00:57 - Explanation of a simple 2D model representing a section of a wing.
06:12 - Discussion on the Lagrange's equation and its application to get the equation of motion for the aerofoil.
21:49 - Discussion on the concept of flutter and how to solve the problem for flutter.
30:09 - Explanation of the unsteady aerodynamics.
48:02 - Discussion on the concept of inertia coupling.
70:19 - Explanation of the state space representation and the conversion of the second order equation into a first order equation.

Key Takeaways

- Dynamic Aeroelasticity deals with the interaction between aerodynamic forces and elastic forces in a structure under dynamic conditions.
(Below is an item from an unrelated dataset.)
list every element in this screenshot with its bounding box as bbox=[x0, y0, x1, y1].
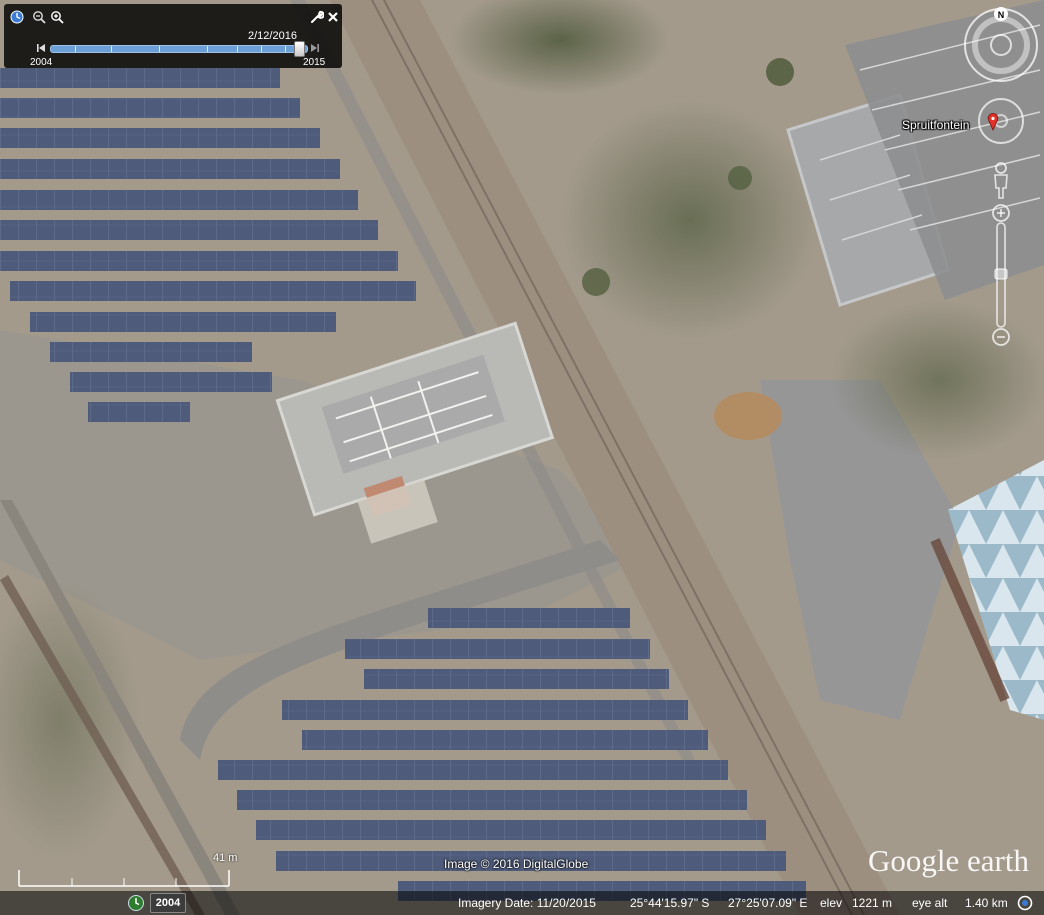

- The static aeroelastic problem involves the interaction between aerodynamic forces and elastic forces in a structure under static conditions.
- The dynamic aeroelastic problem introduces the concept of motion into the aeroelastic problem.
- The Lagrange's equation is used to derive the equation of motion for an aerofoil executing a plunging motion and pitching motion.
- The flutter problem is a critical issue in Dynamic Aeroelasticity, which can be solved using Eigen values.